Posts Tagged ‘humantarian emergency’

SOMALIA: Growing Food Emergency on Security

Thursday, August 14th, 2008

The Oxford Analytica released following report on “The effect of a growing food emergency on security in the Horn of Africa”.

SIGNIFICANCE: Poverty, drought and food insecurity are well known in the Horn of Africa. This latest emergency occurs at a time of global increases in the price of food and fuel and when regional conflicts threaten to destabilise the region.

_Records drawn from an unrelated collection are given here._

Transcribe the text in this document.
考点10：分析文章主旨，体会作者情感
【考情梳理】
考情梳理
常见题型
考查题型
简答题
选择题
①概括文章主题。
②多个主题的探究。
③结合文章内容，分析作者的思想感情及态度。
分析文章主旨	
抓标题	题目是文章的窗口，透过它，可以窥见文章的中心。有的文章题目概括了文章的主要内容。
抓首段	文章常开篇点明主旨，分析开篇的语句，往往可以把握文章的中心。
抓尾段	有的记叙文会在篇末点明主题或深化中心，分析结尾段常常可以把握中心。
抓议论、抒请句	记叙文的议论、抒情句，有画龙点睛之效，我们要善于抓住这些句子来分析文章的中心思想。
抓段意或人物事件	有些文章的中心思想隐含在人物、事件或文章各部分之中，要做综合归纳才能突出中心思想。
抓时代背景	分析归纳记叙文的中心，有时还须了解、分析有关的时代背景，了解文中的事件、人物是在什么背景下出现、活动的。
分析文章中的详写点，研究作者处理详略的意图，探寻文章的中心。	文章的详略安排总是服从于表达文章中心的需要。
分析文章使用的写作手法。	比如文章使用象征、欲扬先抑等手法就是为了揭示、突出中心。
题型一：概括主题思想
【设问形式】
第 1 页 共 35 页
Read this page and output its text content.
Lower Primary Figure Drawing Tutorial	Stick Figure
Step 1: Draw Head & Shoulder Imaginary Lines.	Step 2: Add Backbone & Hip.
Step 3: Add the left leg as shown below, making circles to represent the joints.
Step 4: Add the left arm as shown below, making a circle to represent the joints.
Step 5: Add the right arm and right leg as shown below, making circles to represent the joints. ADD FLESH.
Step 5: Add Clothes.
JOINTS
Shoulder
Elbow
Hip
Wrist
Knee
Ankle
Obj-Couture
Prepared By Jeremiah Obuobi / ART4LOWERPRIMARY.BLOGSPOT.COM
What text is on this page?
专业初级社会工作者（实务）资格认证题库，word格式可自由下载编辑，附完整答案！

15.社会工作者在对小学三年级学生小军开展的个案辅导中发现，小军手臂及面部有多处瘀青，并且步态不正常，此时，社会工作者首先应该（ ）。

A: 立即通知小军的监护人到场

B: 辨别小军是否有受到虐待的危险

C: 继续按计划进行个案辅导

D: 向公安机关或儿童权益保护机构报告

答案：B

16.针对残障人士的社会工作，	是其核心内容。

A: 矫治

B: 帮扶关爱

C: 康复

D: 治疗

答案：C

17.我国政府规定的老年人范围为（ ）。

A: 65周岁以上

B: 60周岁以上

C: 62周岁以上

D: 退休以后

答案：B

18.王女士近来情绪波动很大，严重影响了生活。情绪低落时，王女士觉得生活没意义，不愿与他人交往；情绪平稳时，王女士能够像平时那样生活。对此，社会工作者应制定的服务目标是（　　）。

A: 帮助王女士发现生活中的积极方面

ANALYSIS: The sharp increase in food and energy prices globally has hurt the poorest and most food insecure regions of the world particularly hard. According to the US Agency for International Development’s latest estimates, as many as 16.3 million people in the Horn of Africa (Ethiopia, Eritrea, Somalia and Djibouti) are in need of emergency assistance or face food insecurity. Hunger and security. This latest food security crisis arises in a context of increasing tensions within and between the states of the region:

1. Somalia. In Somalia, this is the third year that the rains have failed. The incredible scale of the food security crisis is overshadowed by the humanitarian emergency caused by the brutal insurgency and counter-insurgency which have persisted since early 2007. In June, the Transitional Federal Government (TFG) and the opposition Alliance for the Re-liberation of Somalia (ARS) signed a UN-brokered peace agreement in Djibouti. Under the Agreement, the TFG and ARS agreed to end their conflict and called on the UN to deploy an international stabilisation force. However, prospects for such a force are remote, violence continues, and a faction of the ARS based in Asmara has condemned the accord.